Em 2016, a italiana Gisella Cardia comprou uma estátua da Virgem Maria em Medjugorje, um conhecido destino religioso na Bósnia, e a levou para sua casa em Trevignano Romano, uma pequena cidade a cerca de 50 quilômetros de Roma. O objeto, inicialmente comum, logo se tornou o centro de uma polêmica que mistura fé, ciência e acusações de fraude.
Cardia começou a afirmar que a imagem religiosa apresentava fenômenos sobrenaturais: além de "chorar sangue", a estátua supostamente transmitia mensagens espirituais. A notícia se espalhou rapidamente, atraindo peregrinos de diferentes regiões da Itália e do exterior. A casa de Cardia tornou-se um ponto de peregrinação e as doações - estimadas em milhares de euros - começaram a chegar.
Em 2023, no entanto, o caso tomou um rumo investigativo. O Ministério Público de Civitavecchia, uma cidade perto de Trevignano Romano, acusou Cardia de fraude após suspeitas de que o "sangue" no rosto da estátua era na verdade sangue de porco. Para esclarecer o mistério, amostras do líquido foram coletadas e submetidas à análise de DNA.

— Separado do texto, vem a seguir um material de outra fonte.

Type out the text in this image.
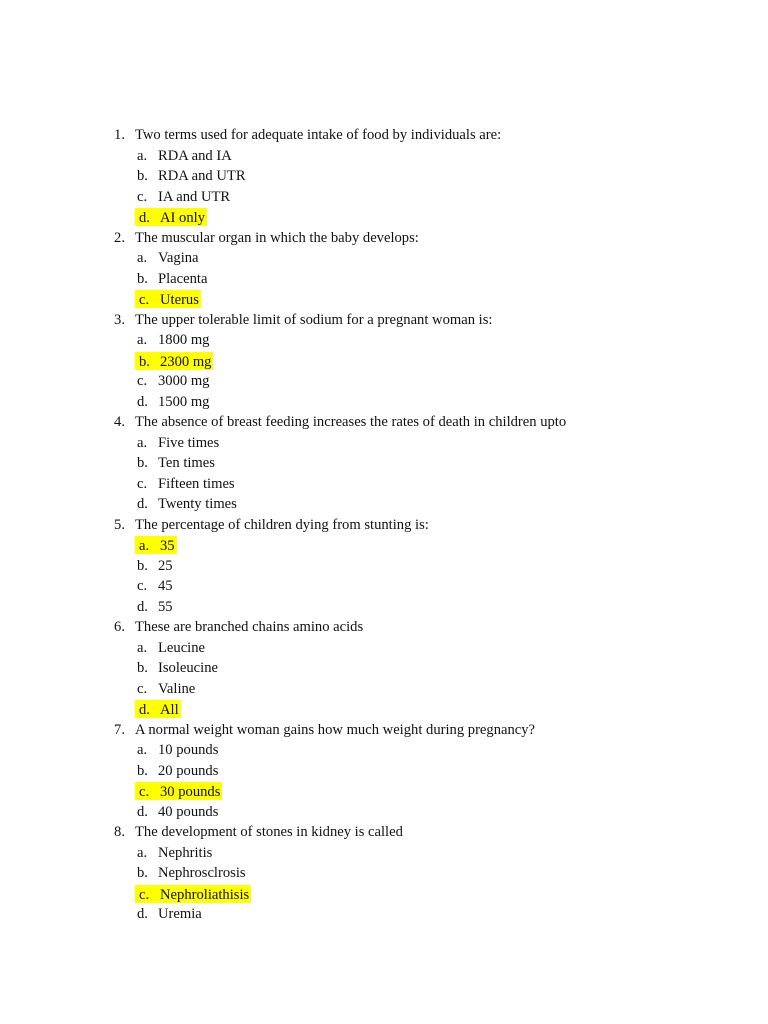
1. Two terms used for adequate intake of food by individuals are:
a. RDA and IA
b. RDA and UTR
c. IA and UTR
d. AI only
2. The muscular organ in which the baby develops:
a. Vagina
b. Placenta
c. Uterus
3. The upper tolerable limit of sodium for a pregnant woman is:
a. 1800 mg
b. 2300 mg
c. 3000 mg
d. 1500 mg
4. The absence of breast feeding increases the rates of death in children upto
a. Five times
b. Ten times
c. Fifteen times
d. Twenty times
5. The percentage of children dying from stunting is:
a. 35
b. 25
c. 45
d. 55
6. These are branched chains amino acids
a. Leucine
b. Isoleucine
c. Valine
d. All
7. A normal weight woman gains how much weight during pregnancy?
a. 10 pounds
b. 20 pounds
c. 30 pounds
d. 40 pounds
8. The development of stones in kidney is called
a. Nephritis
b. Nephrosclrosis
c. Nephroliathisis
d. Uremia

Os primeiros resultados, divulgados em 2023, indicaram que o material era de origem humana e pertencia a uma mulher. Agora, novos detalhes surgiram: testes de laboratório identificaram vestígios do DNA da própria Gisella Cardia no sangue da estátua. A informação, publicada pelo jornal italiano Corriere della Sera, reacendeu o debate.
A defesa de Cardia, no entanto, argumenta que a presença de seu DNA não prova fraude. Solange Marchignoli, advogada da italiana, destacou que é preciso determinar se o perfil genético é "simples" (ou seja, apenas de Cardia) ou "misto" (combinado com outro DNA). "Se for único, significaria que ela colocou o sangue lá. Mas se for misturado, seu DNA pode estar presente simplesmente porque ela segurou e beijou a estátua repetidamente ", explicou Marchignoli. A defesa pediu novos exames para esclarecer o ponto.
Enquanto a investigação judicial continua, a Igreja Católica já se posicionou. Em maio de 2024, a Diocese de Civita Castellana, responsável pela região onde vive Cardia, divulgou um comunicado após meses de análise. Uma comissão composta por especialistas em teologia, direito canônico, psicologia e estudos marianos concluiu que os fenômenos relatados "não têm caráter sobrenatural". O bispo Marco Salvi reforçou a decisão, afirmando que a avaliação considerou "a tradição da Igreja, a fé do povo e os dados científicos disponíveis".
Cardia, que nega as acusações, insiste em sua versão. Seu advogado reforça que o cliente "age com profunda fé" e "não tem nada a ganhar" com a situação. "Ela não é louca", declarou Marchignoli, em referência às críticas sobre a saúde mental do acusado.
O caso permanece aberto. Enquanto aguardam a definição dos testes de DNA, as autoridades italianas estão avaliando se há evidências suficientes para levar Cardia a julgamento. Enquanto isso, a estátua - agora apreendida - permanece sob custódia do Estado, longe dos olhos dos fiéis que antes acreditavam em seu "milagre".
Para muitos, a história ilustra o delicado equilíbrio entre crença e ciência. Para outros, é um alerta sobre como os fenômenos religiosos podem ser instrumentalizados. Independentemente do desfecho, o episódio já deixou sua marca: Trevignano Romano, outrora um destino tranquilo, viu sua rotina transformada por curiosos, céticos e devotos em busca de respostas.